The second draft mandate aims to strengthen logistical support, which Germany has been providing since the beginning of the French-African led mission in January. In addition to its planes already transporting troops from neighboring countries to Mali, it is to send three Transall aircrafts. The German Cabinet also pledged to send an Airbus for aerial refueling of French fighter jets.
Before the end of the week, the Bundestag plans to deliberate over the Cabinet's two proposals
EU training mission in Mali is a go
Tuesday's decision by Germany's Cabinet followed closely after the EU foreign ministers had agreed to begin deploying a military training mission to the West African nation, a plan which had been in development since the beginning of the UN-mandated mission in January.
The European Union Training Mission in Mali (EUTM), which currently has a mandate of 15 months and an upward limit of 500 soldiers, expects to commence its reform of the Malian army within the coming months.

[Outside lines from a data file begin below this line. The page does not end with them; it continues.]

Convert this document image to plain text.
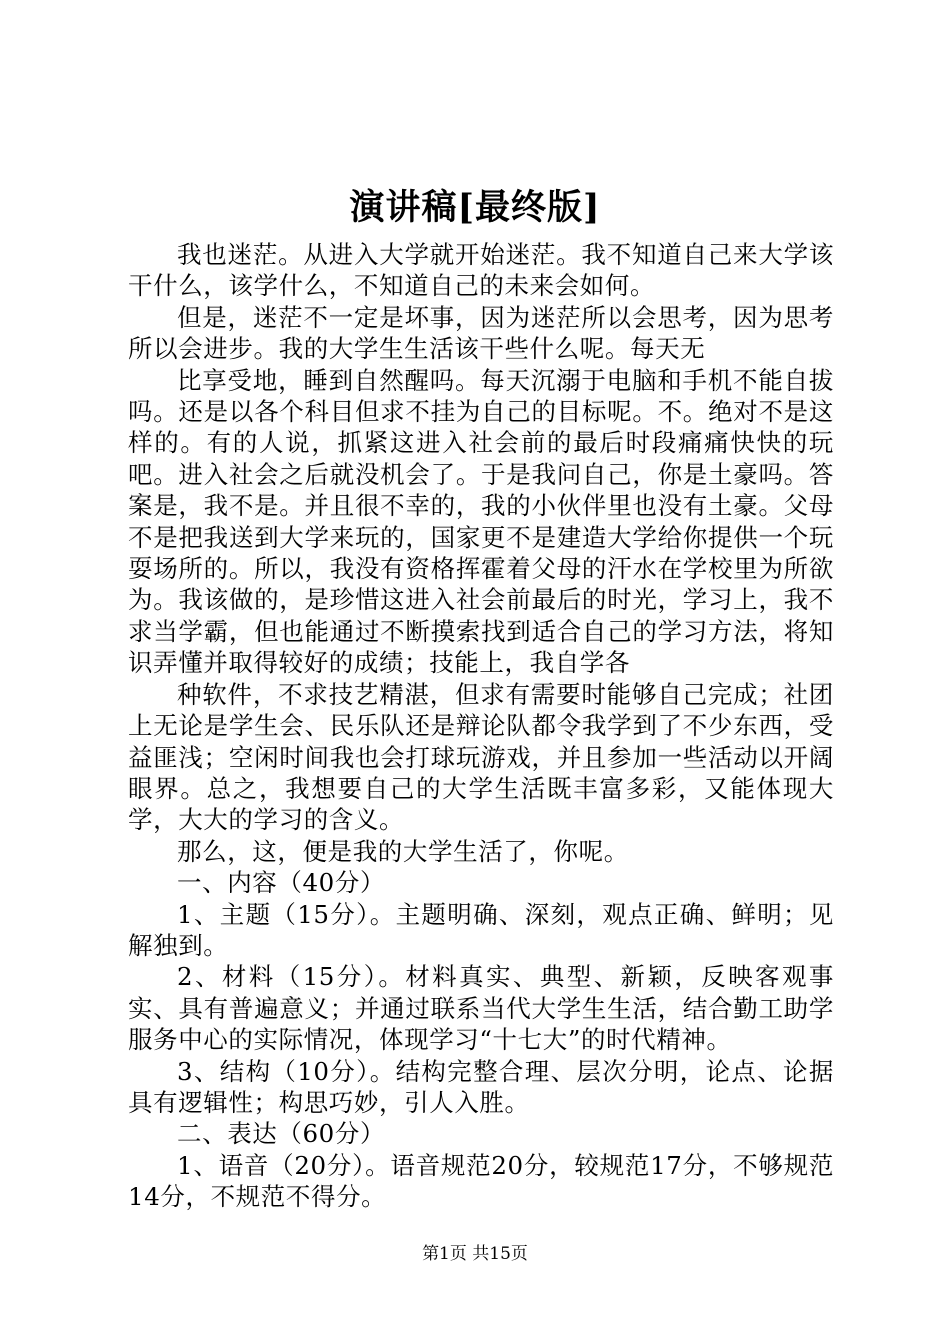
演讲稿[最终版]

我也迷茫。从进入大学就开始迷茫。我不知道自己来大学该干什么，该学什么，不知道自己的未来会如何。

但是，迷茫不一定是坏事，因为迷茫所以会思考，因为思考所以会进步。我的大学生生活该干些什么呢。每天无

比享受地，睡到自然醒吗。每天沉溺于电脑和手机不能自拔吗。还是以各个科目但求不挂为自己的目标呢。不。绝对不是这样的。有的人说，抓紧这进入社会前的最后时段痛痛快快的玩吧。进入社会之后就没机会了。于是我问自己，你是土豪吗。答案是，我不是。并且很不幸的，我的小伙伴里也没有土豪。父母不是把我送到大学来玩的，国家更不是建造大学给你提供一个玩耍场所的。所以，我没有资格挥霍着父母的汗水在学校里为所欲为。我该做的，是珍惜这进入社会前最后的时光，学习上，我不求当学霸，但也能通过不断摸索找到适合自己的学习方法，将知识弄懂并取得较好的成绩；技能上，我自学各

种软件，不求技艺精湛，但求有需要时能够自己完成；社团上无论是学生会、民乐队还是辩论队都令我学到了不少东西，受益匪浅；空闲时间我也会打球玩游戏，并且参加一些活动以开阔眼界。总之，我想要自己的大学生活既丰富多彩，又能体现大学，大大的学习的含义。

那么，这，便是我的大学生活了，你呢。

一、内容（40分）

1、主题（15分）。主题明确、深刻，观点正确、鲜明；见解独到。

2、材料（15分）。材料真实、典型、新颖，反映客观事实、具有普遍意义；并通过联系当代大学生生活，结合勤工助学服务中心的实际情况，体现学习“十七大”的时代精神。

3、结构（10分）。结构完整合理、层次分明，论点、论据具有逻辑性；构思巧妙，引人入胜。

二、表达（60分）

1、语音（20分）。语音规范20分，较规范17分，不够规范14分，不规范不得分。

第1页 共15页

By mid-March, the number of EU soldiers in Bamako is expected to reach nearly 150, double the amount of troops currently stationed in the Malian capital. An estimated 200 European military advisors are to begin training four Malian battalions of 640 men each by the start of the following month.
In January, France launched a military intervention in Mali at the request of its interim government in order to prevent Islamists from advancing toward the capital, Bamako. Since then, Paris and its West African allies have pushed the Islamists out of the country's most populous northern cities.
The EU training mission will reportedly focus on human rights and the rule of law in addition to military skills. Malian troops have been accused of human rights abuses as they have sought to retake the north from Islamist rebels.